Question

Derivative. Is this correct?
f(x)=arcsin(x/cos(x))
(formatting and work in reply)

Answer 1

\[f(x)=\arcsin(\frac{ x }{ \cos(x) })\]
\[f'(x)=\frac{ 1 }{ \sqrt{1+(\frac{ x }{ \cos(x) }})^2 }(\frac{ \cos(x)-x(-\sin(x)) }{ \cos(x)^2 })\]
I didn't simplify much, so it's easier to see first if I'm doing it right.

Answer 2

whatever you are doing, i have a suggestion
as ugly as this sadistic problem is going to be, it is going to be easier to start with
\[\arcsin(x\sec(x))\]

Answer 3

only mistake i see is that you should have a minus sign inside the radical

Answer 4

\[f'(x)=\frac{ 1 }{ \sqrt{1-(\frac{ x }{ \cos(x) }})^2 }(\frac{ \cos(x)-x(-\sin(x)) }{ \cos(x)^2 })\]

Answer 5

it would make it a lot easier to write if you use \(x\sec(x)\)
the answer will be the same though
you are correct

Answer 6

ah yeah, that should be minus.
ok good.

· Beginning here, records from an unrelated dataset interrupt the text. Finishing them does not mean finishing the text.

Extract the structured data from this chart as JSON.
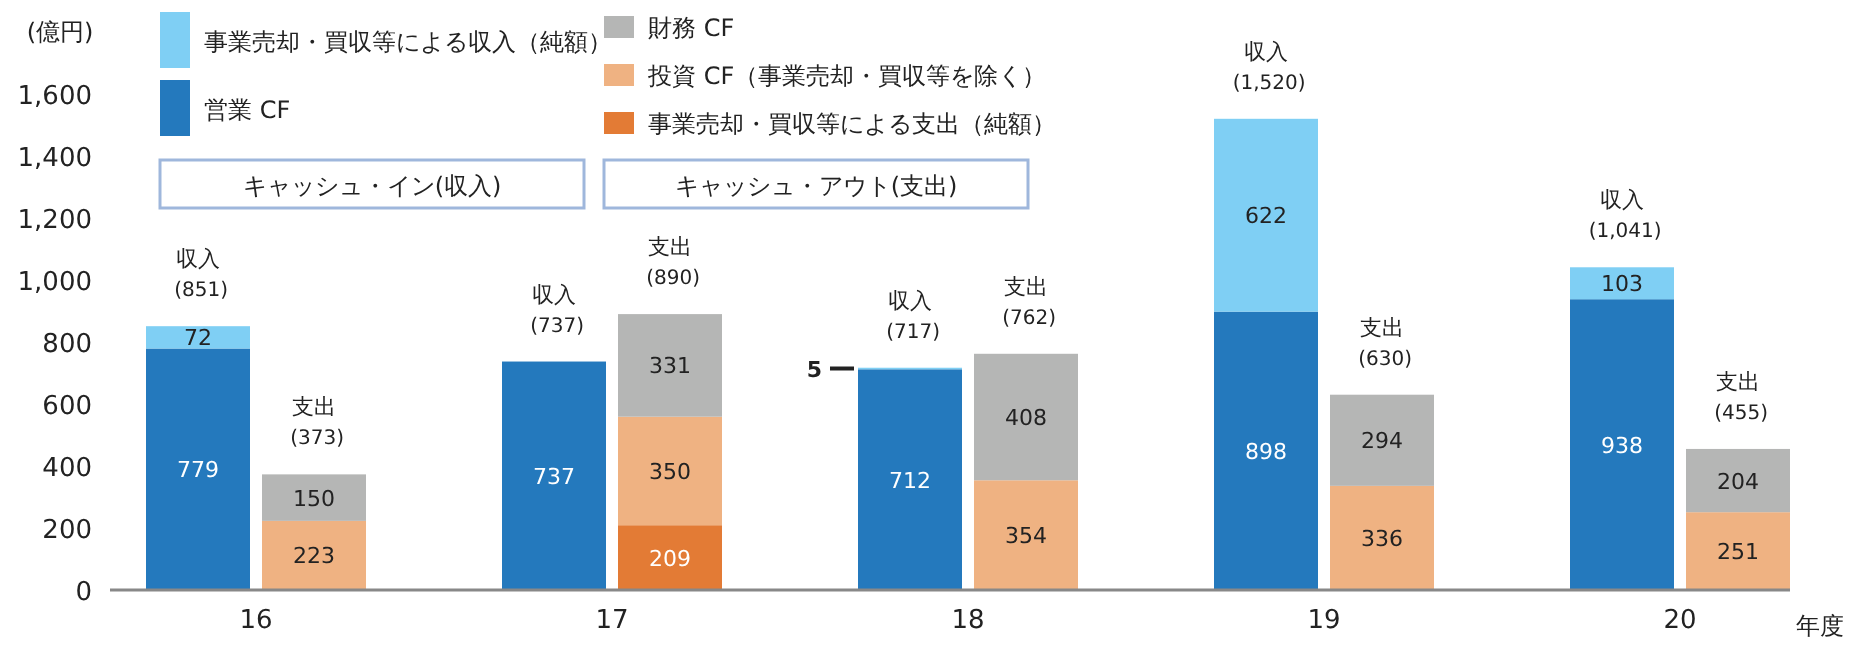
{
  "chart_data": {
    "type": "bar",
    "stacked": true,
    "ylabel": "(億円)",
    "xlabel": "年度",
    "categories": [
      "収入 (851)",
      "支出 (373)",
      "収入 (737)",
      "支出 (890)",
      "収入 (717)",
      "支出 (762)",
      "収入 (1,520)",
      "支出 (630)",
      "収入 (1,041)",
      "支出 (455)"
    ],
    "series": [
      {
        "name": "営業 CF",
        "color": "#2479bd",
        "values": [
          779,
          null,
          737,
          null,
          712,
          null,
          898,
          null,
          938,
          null
        ]
      },
      {
        "name": "事業売却・買収等による収入（純額）",
        "color": "#7fcff4",
        "values": [
          72,
          null,
          null,
          null,
          5,
          null,
          622,
          null,
          103,
          null
        ]
      },
      {
        "name": "事業売却・買収等による支出（純額）",
        "color": "#e37b35",
        "values": [
          null,
          null,
          null,
          209,
          null,
          null,
          null,
          null,
          null,
          null
        ]
      },
      {
        "name": "投資 CF（事業売却・買収等を除く）",
        "color": "#efb282",
        "values": [
          null,
          223,
          null,
          350,
          null,
          354,
          null,
          336,
          null,
          251
        ]
      },
      {
        "name": "財務 CF",
        "color": "#b5b6b5",
        "values": [
          null,
          150,
          null,
          331,
          null,
          408,
          null,
          294,
          null,
          204
        ]
      }
    ],
    "ylim": [
      0,
      1600
    ],
    "yticks": [
      0,
      200,
      400,
      600,
      800,
      {
        "value": 1000,
        "label": "1,000"
      },
      {
        "value": 1200,
        "label": "1,200"
      },
      {
        "value": 1400,
        "label": "1,400"
      },
      {
        "value": 1600,
        "label": "1,600"
      }
    ],
    "grid": false,
    "data_labels": true,
    "legend": "top left",
    "annotations": [
      "キャッシュ・イン(収入)",
      "キャッシュ・アウト(支出)",
      "16",
      "17",
      "18",
      "19",
      "20"
    ]
  }
}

I double checked with wolfram, but it simplifies to the max and it looked so different, I wasn't sure if I was doing it right.
http://www.wolframalpha.com/input/?i=derivative+of+arcsin%28x%2Fcos%28x%29%29

Answer 7

i don't really think it is a matter of taking your answer (which is correct) and using a bunch of trig formulas
if you replace \(\frac{x}{\cos(x)}\) by \(x\sec(x)\) you can use the product rule rather than the quotient rule

Answer 8

the first part is the same, the second would be
\[\sec(x)+x\sec(x)\tan(x)\]

Answer 9

I see, because sec is 1/cos. So x/cos would be x sec (x).

Answer 10

then as wolfram did you can factor out the \(\sec(x)\) so that the numerator will be
\[\sec(x)(\tan(x)+1)\]

Answer 11

it is just that the product rule comes out a lot neater than the quotient rule, but again everything you wrote (except the plus sign ) is correct

Answer 12

I never would have thought that it would be easier dealing with sec than cos. I just worked it out with sec and see that yeah, it is a lot neater because of being able to use that product rule instead of the quotient rule. Thanks!